Saturday, March 20, 2010

24. How I Live Now by Meg Rosoff

"Rosoff's story begins in modern day London, slightly in the future, and as its heroine has a 15-year-old Manhattanite called Daisy. She's picked up at the airport by Edmond, her English cousin, a boy in whose life she is destined to become intricately entwined. Daisy stays at her Aunt Penn's country farmhouse for the summer with Edmond and her other cousins. They spend some idyllic weeks together--often alone with Aunt Penn away travelling in Norway. Daisy's cousins seem to have an almost telepathic bond, and Daisy is mesmerized by Edmond and soon falls in love with him.

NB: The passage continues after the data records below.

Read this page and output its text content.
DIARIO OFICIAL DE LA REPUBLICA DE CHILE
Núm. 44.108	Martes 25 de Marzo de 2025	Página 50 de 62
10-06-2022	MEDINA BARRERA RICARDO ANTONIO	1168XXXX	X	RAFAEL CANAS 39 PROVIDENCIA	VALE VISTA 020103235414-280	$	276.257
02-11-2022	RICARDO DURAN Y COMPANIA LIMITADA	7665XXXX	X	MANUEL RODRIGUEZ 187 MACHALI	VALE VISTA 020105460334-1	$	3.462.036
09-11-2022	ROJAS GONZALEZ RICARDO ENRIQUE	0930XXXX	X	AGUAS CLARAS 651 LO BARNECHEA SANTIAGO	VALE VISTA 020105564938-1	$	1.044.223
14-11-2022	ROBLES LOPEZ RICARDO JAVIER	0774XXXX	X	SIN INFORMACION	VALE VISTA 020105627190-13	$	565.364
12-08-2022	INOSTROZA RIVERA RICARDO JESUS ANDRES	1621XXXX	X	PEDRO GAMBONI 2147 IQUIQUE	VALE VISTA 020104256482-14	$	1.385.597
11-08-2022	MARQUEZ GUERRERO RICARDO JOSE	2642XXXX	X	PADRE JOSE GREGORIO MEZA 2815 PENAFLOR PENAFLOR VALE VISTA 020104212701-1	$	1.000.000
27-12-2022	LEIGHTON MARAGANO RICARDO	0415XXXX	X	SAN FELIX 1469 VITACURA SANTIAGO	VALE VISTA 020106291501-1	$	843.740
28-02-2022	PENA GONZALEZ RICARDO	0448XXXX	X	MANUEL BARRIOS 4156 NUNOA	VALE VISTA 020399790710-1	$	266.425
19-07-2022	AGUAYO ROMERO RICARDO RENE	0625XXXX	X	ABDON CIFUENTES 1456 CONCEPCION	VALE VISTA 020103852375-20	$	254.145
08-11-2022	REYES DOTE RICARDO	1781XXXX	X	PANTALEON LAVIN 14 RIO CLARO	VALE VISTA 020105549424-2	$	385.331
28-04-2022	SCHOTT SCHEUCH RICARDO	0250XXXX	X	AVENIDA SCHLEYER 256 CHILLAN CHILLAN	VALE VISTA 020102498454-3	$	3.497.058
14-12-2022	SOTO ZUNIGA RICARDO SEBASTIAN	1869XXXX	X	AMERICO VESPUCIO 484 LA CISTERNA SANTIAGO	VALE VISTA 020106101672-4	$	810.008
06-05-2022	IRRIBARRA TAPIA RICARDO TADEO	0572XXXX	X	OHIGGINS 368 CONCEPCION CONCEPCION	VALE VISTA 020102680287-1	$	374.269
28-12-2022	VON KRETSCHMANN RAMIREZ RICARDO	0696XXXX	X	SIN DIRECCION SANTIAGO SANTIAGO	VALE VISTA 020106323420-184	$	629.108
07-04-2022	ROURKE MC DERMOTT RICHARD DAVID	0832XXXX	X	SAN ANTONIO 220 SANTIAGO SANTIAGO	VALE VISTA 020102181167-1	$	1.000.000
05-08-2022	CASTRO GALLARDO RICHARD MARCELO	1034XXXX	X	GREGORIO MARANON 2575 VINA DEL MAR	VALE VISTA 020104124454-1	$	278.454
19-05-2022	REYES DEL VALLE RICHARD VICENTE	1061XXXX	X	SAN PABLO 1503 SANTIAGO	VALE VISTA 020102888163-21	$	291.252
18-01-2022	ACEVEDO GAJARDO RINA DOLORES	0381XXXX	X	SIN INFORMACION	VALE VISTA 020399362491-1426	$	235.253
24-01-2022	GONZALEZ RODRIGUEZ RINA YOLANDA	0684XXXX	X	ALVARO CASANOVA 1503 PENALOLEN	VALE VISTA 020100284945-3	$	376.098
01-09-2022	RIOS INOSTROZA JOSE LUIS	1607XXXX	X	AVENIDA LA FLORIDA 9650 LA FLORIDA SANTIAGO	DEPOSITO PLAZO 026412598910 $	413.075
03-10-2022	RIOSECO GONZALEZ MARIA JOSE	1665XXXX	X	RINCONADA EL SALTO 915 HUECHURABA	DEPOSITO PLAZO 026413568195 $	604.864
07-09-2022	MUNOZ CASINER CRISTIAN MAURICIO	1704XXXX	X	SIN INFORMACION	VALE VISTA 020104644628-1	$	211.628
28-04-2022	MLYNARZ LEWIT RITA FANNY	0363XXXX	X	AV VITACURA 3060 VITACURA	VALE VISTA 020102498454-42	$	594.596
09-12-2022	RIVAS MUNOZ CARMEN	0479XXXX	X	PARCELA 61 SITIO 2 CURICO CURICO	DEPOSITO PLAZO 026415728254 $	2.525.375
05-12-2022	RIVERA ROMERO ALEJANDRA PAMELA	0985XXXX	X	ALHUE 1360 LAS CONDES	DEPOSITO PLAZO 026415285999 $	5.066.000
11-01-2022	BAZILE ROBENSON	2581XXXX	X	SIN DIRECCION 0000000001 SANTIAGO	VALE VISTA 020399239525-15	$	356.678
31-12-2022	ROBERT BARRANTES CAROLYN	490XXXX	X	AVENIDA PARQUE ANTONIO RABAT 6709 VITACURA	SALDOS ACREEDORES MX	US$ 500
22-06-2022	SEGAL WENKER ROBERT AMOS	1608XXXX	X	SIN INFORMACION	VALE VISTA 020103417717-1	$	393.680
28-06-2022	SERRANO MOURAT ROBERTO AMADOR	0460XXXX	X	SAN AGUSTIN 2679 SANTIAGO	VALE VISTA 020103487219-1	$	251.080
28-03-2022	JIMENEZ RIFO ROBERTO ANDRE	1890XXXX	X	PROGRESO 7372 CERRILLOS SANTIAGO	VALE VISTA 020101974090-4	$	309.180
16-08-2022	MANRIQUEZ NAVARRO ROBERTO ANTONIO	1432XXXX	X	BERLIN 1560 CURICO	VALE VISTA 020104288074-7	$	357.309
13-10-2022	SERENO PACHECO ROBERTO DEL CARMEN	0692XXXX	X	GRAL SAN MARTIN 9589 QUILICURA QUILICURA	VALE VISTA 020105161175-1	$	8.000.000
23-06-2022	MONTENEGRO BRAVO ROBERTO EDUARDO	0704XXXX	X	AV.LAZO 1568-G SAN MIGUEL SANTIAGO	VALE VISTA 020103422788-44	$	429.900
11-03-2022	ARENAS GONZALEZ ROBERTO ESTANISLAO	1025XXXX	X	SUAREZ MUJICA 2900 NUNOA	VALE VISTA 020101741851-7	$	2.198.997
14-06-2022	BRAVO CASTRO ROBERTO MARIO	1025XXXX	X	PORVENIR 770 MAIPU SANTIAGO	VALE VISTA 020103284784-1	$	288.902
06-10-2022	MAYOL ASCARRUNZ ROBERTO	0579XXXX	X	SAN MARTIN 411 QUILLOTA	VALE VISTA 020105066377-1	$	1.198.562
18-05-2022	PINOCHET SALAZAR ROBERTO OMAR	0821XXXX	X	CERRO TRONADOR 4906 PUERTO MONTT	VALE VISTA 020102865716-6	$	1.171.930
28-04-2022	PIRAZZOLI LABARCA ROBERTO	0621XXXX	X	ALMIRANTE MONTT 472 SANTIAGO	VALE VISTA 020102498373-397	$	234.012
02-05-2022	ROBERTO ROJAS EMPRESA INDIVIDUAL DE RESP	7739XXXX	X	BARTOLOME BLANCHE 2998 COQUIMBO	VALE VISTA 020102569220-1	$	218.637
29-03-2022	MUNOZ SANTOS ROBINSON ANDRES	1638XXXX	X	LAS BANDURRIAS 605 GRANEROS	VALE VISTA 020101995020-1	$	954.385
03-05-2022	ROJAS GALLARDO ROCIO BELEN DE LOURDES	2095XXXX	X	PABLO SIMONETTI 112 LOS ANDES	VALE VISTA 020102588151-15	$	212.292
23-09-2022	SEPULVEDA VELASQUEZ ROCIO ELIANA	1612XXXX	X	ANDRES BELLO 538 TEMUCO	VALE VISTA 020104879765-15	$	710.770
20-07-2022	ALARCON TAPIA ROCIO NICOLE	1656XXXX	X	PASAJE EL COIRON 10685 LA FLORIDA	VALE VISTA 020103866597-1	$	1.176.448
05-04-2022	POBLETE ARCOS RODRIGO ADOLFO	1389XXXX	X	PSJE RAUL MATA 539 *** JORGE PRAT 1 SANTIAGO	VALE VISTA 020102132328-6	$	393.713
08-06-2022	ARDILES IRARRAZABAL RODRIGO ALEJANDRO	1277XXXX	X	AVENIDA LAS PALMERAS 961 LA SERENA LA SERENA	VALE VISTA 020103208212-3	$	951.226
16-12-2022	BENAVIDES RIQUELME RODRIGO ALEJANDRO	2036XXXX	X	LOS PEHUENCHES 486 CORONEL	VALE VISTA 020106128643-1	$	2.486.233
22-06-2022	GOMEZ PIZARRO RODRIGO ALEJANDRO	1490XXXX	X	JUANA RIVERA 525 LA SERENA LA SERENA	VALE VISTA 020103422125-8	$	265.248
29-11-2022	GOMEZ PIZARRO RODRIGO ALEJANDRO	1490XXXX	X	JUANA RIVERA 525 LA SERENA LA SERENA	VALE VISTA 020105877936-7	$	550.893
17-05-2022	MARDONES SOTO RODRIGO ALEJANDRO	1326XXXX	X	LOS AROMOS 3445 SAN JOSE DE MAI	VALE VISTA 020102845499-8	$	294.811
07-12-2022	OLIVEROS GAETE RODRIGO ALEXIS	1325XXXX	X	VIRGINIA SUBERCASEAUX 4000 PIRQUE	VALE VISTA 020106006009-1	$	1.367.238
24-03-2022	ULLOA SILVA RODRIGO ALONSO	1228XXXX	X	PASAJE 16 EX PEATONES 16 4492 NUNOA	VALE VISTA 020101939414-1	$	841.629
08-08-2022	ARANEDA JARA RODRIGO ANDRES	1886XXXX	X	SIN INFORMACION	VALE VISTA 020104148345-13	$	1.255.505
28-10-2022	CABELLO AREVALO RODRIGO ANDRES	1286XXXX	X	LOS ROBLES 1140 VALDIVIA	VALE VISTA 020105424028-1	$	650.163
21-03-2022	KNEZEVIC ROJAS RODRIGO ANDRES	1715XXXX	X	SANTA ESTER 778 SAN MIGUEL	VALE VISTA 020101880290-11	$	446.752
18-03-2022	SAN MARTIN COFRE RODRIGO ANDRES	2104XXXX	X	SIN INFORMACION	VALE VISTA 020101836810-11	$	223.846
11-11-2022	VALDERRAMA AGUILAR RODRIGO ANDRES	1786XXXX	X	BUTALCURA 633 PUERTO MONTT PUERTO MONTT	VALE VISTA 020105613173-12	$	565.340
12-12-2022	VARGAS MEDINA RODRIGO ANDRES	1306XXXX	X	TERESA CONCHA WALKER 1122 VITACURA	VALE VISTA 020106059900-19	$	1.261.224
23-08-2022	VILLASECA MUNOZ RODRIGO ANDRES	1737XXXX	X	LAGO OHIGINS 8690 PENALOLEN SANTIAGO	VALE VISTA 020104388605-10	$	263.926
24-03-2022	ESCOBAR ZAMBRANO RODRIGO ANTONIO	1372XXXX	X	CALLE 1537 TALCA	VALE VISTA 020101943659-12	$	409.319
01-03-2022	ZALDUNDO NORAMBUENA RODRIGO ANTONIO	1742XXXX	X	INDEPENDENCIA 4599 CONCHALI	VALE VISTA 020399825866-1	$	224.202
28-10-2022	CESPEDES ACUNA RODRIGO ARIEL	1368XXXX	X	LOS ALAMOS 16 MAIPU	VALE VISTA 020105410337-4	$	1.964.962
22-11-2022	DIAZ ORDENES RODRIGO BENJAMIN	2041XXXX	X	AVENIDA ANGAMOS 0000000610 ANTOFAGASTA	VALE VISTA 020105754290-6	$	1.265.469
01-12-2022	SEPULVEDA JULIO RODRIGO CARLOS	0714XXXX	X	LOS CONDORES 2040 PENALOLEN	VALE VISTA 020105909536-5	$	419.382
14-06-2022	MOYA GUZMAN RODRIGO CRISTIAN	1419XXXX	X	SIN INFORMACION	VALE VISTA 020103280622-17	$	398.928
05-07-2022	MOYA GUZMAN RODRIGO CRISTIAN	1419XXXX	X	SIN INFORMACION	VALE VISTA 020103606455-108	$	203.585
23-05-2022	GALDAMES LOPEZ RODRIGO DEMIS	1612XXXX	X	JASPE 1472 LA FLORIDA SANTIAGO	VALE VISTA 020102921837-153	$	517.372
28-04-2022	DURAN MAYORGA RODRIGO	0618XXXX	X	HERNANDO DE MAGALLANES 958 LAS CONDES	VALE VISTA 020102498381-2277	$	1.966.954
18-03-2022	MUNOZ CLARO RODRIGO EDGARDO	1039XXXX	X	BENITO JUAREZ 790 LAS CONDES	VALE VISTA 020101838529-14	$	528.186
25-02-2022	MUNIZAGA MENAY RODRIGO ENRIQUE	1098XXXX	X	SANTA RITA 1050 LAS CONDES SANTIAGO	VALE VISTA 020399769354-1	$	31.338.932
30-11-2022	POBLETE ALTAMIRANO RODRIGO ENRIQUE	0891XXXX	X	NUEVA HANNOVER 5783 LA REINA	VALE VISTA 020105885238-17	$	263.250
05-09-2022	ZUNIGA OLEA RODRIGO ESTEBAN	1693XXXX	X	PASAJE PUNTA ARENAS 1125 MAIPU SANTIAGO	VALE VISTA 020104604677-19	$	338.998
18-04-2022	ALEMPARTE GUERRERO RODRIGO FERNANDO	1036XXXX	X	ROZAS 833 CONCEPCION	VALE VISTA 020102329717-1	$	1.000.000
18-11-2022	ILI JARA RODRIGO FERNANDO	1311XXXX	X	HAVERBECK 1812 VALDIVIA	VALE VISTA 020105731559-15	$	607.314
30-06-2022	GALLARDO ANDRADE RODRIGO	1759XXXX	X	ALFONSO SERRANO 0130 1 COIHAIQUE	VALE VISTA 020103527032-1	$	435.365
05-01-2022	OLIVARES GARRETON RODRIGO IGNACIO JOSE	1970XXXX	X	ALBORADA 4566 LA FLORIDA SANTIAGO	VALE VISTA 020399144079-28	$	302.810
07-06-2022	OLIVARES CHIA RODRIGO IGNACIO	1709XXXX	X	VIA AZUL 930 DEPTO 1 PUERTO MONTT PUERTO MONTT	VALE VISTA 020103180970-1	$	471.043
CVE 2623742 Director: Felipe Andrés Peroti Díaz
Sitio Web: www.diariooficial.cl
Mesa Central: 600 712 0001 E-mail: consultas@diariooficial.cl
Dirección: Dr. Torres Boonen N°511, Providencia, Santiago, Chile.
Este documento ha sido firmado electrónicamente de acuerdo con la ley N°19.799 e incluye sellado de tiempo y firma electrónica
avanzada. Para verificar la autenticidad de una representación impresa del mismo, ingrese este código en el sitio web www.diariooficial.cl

But their world changes forever when an unnamed aggressor invades England and begins a years-long occupation. Daisy and Edmond are separated when soldiers take over their home, and Daisy and Piper, her younger cousin, must travel to another place to work. Their experiences of occupation are never kind and Daisy's pain, living without Edmond, is tangible." Review

This book was a strange reading experience for me.  The lack of punctuation and run-on, long, long, long, sentences took some getting used to; but were actually perfect for the voice of Daisy.  She is such a conflicted character and watching her grow up made the book.  She was not appealing at all at first; and it was slow going there for a while; but things pick up and the story becomes so compelling.  This is not a pretty story, but very realistic and thought-provoking.   I liked how a young reviewer on related to setting a war in England in the future without the constraints of actual history but with the all-too-real burdens of the deprivations, grief and hardships of war.  I did struggle with the ending of the book, not the fact that it was not a fairy-tale, happily-ever-after ending; but that it seemed to end so abruptly.  I just needed some more details.  But overall, I found it to be a well-written, topical and fascinating book.